Scientific Reports (Dec 2021)

Electronic case report forms generation from pathology reports by ARGO, automatic record generator for onco-hematology

  • Gian Maria Zaccaria,
  • Vito Colella,
  • Simona Colucci,
  • Felice Clemente,
  • Fabio Pavone,
  • Maria Carmela Vegliante,
  • Flavia Esposito,
  • Giuseppina Opinto,
  • Anna Scattone,
  • Giacomo Loseto,
  • Carla Minoia,
  • Bernardo Rossini,
  • Angela Maria Quinto,
  • Vito Angiulli,
  • Luigi Alfredo Grieco,
  • Angelo Fama,
  • Simone Ferrero,
  • Riccardo Moia,
  • Alice Di Rocco,
  • Francesca Maria Quaglia,
  • Valentina Tabanelli,
  • Attilio Guarini,
  • Sabino Ciavarella

DOI
https://doi.org/10.1038/s41598-021-03204-z
Journal volume & issue
Vol. 11, no. 1
pp. 1 – 11

Abstract

Read online

Abstract The unstructured nature of Real-World (RW) data from onco-hematological patients and the scarce accessibility to integrated systems restrain the use of RW information for research purposes.

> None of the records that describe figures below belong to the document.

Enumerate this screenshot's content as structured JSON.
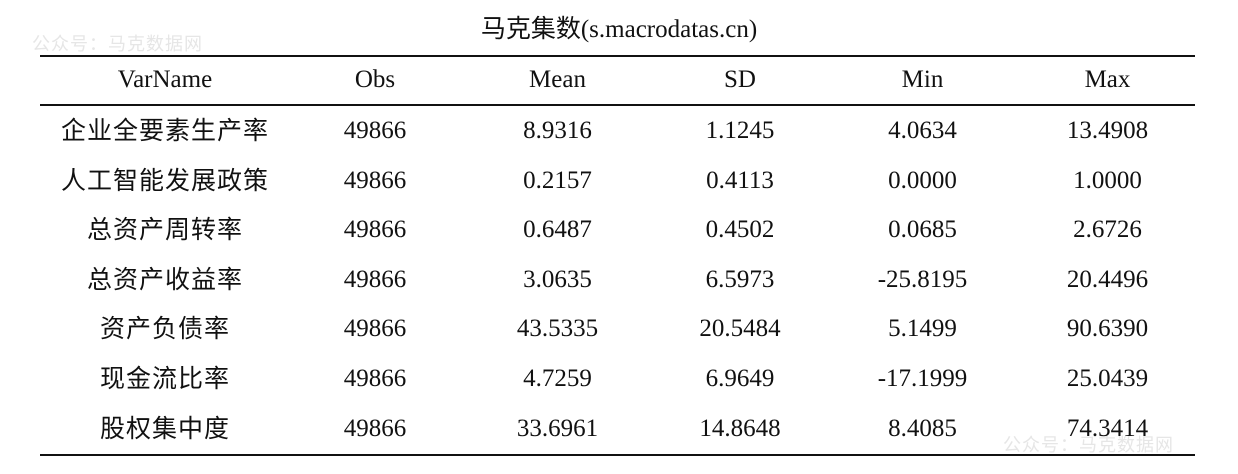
{
  "watermark": "公众号：马克数据网",
  "title": "马克集数(s.macrodatas.cn)",
  "columns": [
    "VarName",
    "Obs",
    "Mean",
    "SD",
    "Min",
    "Max"
  ],
  "rows": [
    [
      "企业全要素生产率",
      "49866",
      "8.9316",
      "1.1245",
      "4.0634",
      "13.4908"
    ],
    [
      "人工智能发展政策",
      "49866",
      "0.2157",
      "0.4113",
      "0.0000",
      "1.0000"
    ],
    [
      "总资产周转率",
      "49866",
      "0.6487",
      "0.4502",
      "0.0685",
      "2.6726"
    ],
    [
      "总资产收益率",
      "49866",
      "3.0635",
      "6.5973",
      "-25.8195",
      "20.4496"
    ],
    [
      "资产负债率",
      "49866",
      "43.5335",
      "20.5484",
      "5.1499",
      "90.6390"
    ],
    [
      "现金流比率",
      "49866",
      "4.7259",
      "6.9649",
      "-17.1999",
      "25.0439"
    ],
    [
      "股权集中度",
      "49866",
      "33.6961",
      "14.8648",
      "8.4085",
      "74.3414"
    ]
  ]
}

Natural Language Processing (NLP) might help in transposing unstructured reports into standardized electronic health records. We exploited NLP to develop an automated tool, named ARGO (Automatic Record Generator for Onco-hematology) to recognize information from pathology reports and populate electronic case report forms (eCRFs) pre-implemented by REDCap. ARGO was applied to hemo-lymphopathology reports of diffuse large B-cell, follicular, and mantle cell lymphomas, and assessed for accuracy (A), precision (P), recall (R) and F1-score (F) on internal (n = 239) and external (n = 93) report series. 326 (98.2%) reports were converted into corresponding eCRFs. Overall, ARGO showed high performance in capturing (1) identification report number (all metrics > 90%), (2) biopsy date (all metrics > 90% in both series), (3) specimen type (86.6% and 91.4% of A, 98.5% and 100.0% of P, 92.5% and 95.5% of F, and 87.2% and 91.4% of R for internal and external series, respectively), (4) diagnosis (100% of P with A, R and F of 90% in both series). We developed and validated a generalizable tool that generates structured eCRFs from real-life pathology reports.